Application security, Network Security

Insiders pose greater threat to businesses than outsiders

The Insider Threat is the most dangerous way to gain inside access to sensitive information.

Balabit surveyed 494 IT security practitioners at the Black Hat USA 2015 conference held in Las Vegas and Black Hat Europe 2015 held in Amsterdam for its recent CSI Report.

The research highlights the Top 10 most popular hacking methods:

  1. Social engineering (e.g. phishing)
  2. Compromised accounts (e.g. weak passwords)
  3. Web-based attacks (e.g. SQL/command injection)
  4. Client side attacks (e.g. against doc readers, web browsers)
  5. Exploit against popular server updates (e.g.
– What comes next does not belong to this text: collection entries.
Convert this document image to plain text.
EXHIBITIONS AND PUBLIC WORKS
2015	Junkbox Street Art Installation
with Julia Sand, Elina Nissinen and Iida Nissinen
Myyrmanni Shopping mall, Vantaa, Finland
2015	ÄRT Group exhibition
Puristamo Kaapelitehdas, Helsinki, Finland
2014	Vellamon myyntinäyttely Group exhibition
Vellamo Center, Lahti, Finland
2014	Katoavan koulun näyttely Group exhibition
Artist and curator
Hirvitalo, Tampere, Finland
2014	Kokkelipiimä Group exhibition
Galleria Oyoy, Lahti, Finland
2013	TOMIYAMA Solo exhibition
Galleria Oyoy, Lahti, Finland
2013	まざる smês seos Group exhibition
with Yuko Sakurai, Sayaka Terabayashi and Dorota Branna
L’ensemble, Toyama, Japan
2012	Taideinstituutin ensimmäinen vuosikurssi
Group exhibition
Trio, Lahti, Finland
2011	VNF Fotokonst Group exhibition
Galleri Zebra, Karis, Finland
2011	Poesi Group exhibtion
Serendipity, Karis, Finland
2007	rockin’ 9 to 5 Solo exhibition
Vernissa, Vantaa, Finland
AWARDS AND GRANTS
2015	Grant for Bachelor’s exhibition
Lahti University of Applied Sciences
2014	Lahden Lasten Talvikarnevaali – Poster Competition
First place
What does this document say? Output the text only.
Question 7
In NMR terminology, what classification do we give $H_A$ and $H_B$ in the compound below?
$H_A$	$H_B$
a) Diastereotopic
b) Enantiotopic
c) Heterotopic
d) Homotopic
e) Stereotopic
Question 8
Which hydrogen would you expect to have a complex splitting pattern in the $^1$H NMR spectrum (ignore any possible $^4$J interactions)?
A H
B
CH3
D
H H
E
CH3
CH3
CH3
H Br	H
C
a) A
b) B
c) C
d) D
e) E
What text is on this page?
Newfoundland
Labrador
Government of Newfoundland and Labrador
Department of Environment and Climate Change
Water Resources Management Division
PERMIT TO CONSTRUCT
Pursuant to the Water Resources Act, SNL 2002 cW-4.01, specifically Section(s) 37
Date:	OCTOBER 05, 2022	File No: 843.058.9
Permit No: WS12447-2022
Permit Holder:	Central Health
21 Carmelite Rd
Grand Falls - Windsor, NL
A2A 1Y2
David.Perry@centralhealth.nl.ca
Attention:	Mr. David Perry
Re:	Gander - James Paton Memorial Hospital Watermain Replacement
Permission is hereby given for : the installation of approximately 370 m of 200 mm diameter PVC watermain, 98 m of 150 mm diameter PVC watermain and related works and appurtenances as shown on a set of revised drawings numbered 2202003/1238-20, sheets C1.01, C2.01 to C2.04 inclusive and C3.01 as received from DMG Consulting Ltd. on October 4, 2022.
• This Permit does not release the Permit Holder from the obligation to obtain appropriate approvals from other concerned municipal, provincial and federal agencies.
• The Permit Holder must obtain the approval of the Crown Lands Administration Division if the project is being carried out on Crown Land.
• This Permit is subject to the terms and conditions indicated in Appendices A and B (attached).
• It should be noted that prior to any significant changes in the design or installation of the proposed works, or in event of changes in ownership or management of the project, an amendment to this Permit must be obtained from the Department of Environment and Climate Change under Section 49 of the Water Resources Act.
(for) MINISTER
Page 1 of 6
OpenSSL, Heartbleed)
  6. Unmanaged personal devices (e.g. lack of BYOD policy)
  7. Physical intrusion
  8. Shadow IT (e.g. users' personal cloud-based services for business purposes)
  9. Managing third party service providers (e.g. outsourced infrastructure)
  10. Take advantage of getting data put to the cloud (e.g. IAAS, PAAS)

Over 70 percent of respondents said that insiders are more risky than outsiders even when attacks are started from the outside and target an insider's privileged user accounts. When a breach occurs, outsiders normally gain access to the inside with minimal effort and the help of insiders, no matter if it's accidental or intentional.

Zoltán Györkő, CEO at Balabit says organisations should “know their enemy by knowing who is behind their user accounts, and determining whether it is a legitimate user or a masked hacker. This should be the fundamental priority in every kind of organisation's IT security strategy.”